Fato é que o NPJ, como nós, insiste e segue em frente, na contramão das abstrações de quem insiste em acreditar que as respostas estão apenas nas bibliotecas. Fomos à BCE sim e muito, mas também fomos a Itapoã, Ceilândia, Estrutural e voltamos de novo ao Plano Piloto, mas voltamos diferentes. Vimos as injustiças com nossos próprios olhos e sentimos dores e odores que faziam o tal Olimpo se rever. Vimos o direito vivo e queríamos mais. Queríamos ir para a rua, construir conhecimento com cores, livros, histórias, pessoas. O direito estava em todo lado e conseguíamos misturar tudo tão bem.
Assim logo vimos que fechar-nos em muros era incompatível não só com nossos desejos, mas com as necessidades que nos são exigidas hoje, enquanto juristas, num país como o nosso, e desde há muito enquanto estudantes, enquanto universidade que pensa o Brasil.
Os corredores se ampliaram. Os muros caíram. Autonomia, alteridade, crítica e a cada dia mais inquietações. Foi tão rápido... Quando vi, por fim, cheguei ao último quadro de fotos. Ali tive certeza de que coagulamos vivências[1], aprendemos a con-viver com a diversidade e descobrimos que estamos cercados/as de pessoas, de vidas e de um contexto que nos clama algo. Escutemos quem e o que nos cerca aonde quer que esses novos caminhos nos levem. E se, por acaso, toparmos com qualquer tipo de ditadura - dentre as muitas formas que ela pode assumir - saberemos que nesses tempos não há como fazer poema neutro. Seguiremos apaixonadas e apaixonados, protestando, criando, transformando e fazendo poesia. Não que a poesia mude (logo) o mundo, mas porque fazer poemas nos faz felizes[2]. Parabéns a todas e todos por mais esse capítulo.

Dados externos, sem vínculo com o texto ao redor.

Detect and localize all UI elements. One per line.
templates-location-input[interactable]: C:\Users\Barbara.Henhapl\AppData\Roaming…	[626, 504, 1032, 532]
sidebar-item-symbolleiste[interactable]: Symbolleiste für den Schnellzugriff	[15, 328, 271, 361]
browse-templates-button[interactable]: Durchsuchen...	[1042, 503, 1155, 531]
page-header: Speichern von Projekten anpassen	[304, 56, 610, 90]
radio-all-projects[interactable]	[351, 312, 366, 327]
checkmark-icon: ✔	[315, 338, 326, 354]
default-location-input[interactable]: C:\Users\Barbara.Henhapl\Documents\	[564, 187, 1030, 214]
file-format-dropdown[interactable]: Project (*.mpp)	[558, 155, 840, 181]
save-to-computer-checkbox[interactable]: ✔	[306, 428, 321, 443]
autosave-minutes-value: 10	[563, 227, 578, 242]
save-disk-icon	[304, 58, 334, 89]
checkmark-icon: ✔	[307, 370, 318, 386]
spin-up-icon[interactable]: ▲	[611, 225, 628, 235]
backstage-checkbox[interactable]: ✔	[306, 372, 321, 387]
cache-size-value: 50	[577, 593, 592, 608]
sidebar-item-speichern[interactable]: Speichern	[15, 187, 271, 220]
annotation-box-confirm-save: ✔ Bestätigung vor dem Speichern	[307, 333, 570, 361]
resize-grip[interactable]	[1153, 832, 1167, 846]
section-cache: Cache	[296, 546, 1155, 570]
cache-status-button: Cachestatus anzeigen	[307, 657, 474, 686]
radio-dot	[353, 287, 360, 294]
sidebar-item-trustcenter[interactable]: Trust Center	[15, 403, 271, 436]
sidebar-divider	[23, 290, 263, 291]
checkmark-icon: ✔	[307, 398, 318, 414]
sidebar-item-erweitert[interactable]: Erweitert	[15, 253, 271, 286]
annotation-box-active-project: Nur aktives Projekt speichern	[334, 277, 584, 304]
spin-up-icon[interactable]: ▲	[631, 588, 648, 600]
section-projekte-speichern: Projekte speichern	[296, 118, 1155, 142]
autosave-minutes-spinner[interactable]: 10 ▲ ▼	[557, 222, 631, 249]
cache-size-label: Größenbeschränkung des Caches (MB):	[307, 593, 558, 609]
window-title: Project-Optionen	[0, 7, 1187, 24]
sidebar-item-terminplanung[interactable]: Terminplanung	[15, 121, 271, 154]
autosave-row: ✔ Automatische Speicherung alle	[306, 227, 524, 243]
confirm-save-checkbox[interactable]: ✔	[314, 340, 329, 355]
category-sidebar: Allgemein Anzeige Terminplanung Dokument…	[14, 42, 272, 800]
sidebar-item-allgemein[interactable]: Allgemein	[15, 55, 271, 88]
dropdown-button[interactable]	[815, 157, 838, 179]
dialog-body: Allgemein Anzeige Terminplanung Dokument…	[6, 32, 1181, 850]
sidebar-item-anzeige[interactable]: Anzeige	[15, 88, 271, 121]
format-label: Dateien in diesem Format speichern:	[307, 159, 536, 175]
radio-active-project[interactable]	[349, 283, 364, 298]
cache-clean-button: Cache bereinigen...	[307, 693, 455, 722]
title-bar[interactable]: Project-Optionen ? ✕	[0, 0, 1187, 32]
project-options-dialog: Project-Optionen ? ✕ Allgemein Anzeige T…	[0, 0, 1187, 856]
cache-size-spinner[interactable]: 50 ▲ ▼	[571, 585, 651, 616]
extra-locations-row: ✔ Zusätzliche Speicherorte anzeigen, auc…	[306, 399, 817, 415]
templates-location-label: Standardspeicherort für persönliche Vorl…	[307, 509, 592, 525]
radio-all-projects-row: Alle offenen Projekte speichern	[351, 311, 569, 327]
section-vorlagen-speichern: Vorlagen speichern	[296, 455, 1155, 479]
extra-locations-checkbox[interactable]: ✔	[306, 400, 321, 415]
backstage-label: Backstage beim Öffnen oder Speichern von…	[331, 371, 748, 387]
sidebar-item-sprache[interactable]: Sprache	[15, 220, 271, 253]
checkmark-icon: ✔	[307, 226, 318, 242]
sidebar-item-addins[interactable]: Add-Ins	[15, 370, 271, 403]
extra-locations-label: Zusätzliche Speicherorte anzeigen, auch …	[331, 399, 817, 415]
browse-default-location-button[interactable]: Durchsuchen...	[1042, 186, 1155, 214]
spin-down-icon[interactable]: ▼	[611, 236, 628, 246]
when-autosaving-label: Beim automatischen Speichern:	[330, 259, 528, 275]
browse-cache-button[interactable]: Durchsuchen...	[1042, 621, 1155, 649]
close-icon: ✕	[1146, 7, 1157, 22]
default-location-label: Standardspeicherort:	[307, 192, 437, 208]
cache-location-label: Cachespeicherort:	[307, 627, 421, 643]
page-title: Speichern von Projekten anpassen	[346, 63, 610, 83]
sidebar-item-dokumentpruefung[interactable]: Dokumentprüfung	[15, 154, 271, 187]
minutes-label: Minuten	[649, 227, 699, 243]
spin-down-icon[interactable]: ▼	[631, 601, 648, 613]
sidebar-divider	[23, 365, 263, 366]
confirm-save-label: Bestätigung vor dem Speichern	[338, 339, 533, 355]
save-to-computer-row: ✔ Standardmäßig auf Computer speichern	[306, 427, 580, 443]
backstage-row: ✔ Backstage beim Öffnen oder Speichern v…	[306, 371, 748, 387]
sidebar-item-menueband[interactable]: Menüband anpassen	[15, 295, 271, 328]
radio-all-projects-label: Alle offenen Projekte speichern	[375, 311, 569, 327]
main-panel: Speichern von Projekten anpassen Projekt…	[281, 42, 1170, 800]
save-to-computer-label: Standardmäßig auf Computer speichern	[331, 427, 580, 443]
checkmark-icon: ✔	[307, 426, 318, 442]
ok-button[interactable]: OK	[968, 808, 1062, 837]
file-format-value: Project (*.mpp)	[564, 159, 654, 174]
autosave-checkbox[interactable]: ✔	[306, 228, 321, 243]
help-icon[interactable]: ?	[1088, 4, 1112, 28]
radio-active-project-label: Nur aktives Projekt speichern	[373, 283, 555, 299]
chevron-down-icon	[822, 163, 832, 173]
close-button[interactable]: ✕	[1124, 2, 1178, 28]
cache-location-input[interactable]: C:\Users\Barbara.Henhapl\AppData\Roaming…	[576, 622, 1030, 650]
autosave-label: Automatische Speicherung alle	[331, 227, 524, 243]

CÓRTAZAR. Julio. O jogo da amarelinha. Tradução de Fernando de Castro Ferro. 16ª edição. Rio de Janeiro: Civilização brasileira, 2011.

GULLAR, Ferreira. Boato. In: Na vertigem do dia. 2ª Edição. Rio de Janeiro: José Olympio Editora, 2004.

(*) A oradora é integrante do Projeto Promotoras Legais Populares da UnB

[1] “Uma narrativa que não seja pretexto para a transmissão de uma ‘mensagem’ (não há mensagem, há mensageiros, e isso é a mensagem, assim como o amor é o que ama); uma narrativa que atue como coagulante de vivências [...]” (CORTÁZAR, 2011, p. 450).
[2] “ [...] Como ser neutro se acabou de chover e a terra cheira/ e o asfalto cheira/ e as árvores estão lavadas com suas folhas/ e seus galhos/ existindo? / Como ser neutro, fazer/ um poema neutro/ se há uma ditadura no país/ e eu estou infeliz? /Ora eu sei muito bem que a poesia/ não muda (logo) o mundo. / Mas é por isso mesmo que se faz poesia:/ porque falta alegria./ E quando há alegria/ se quer mais alegria!” (GULLAR, 2004, p. 66-67).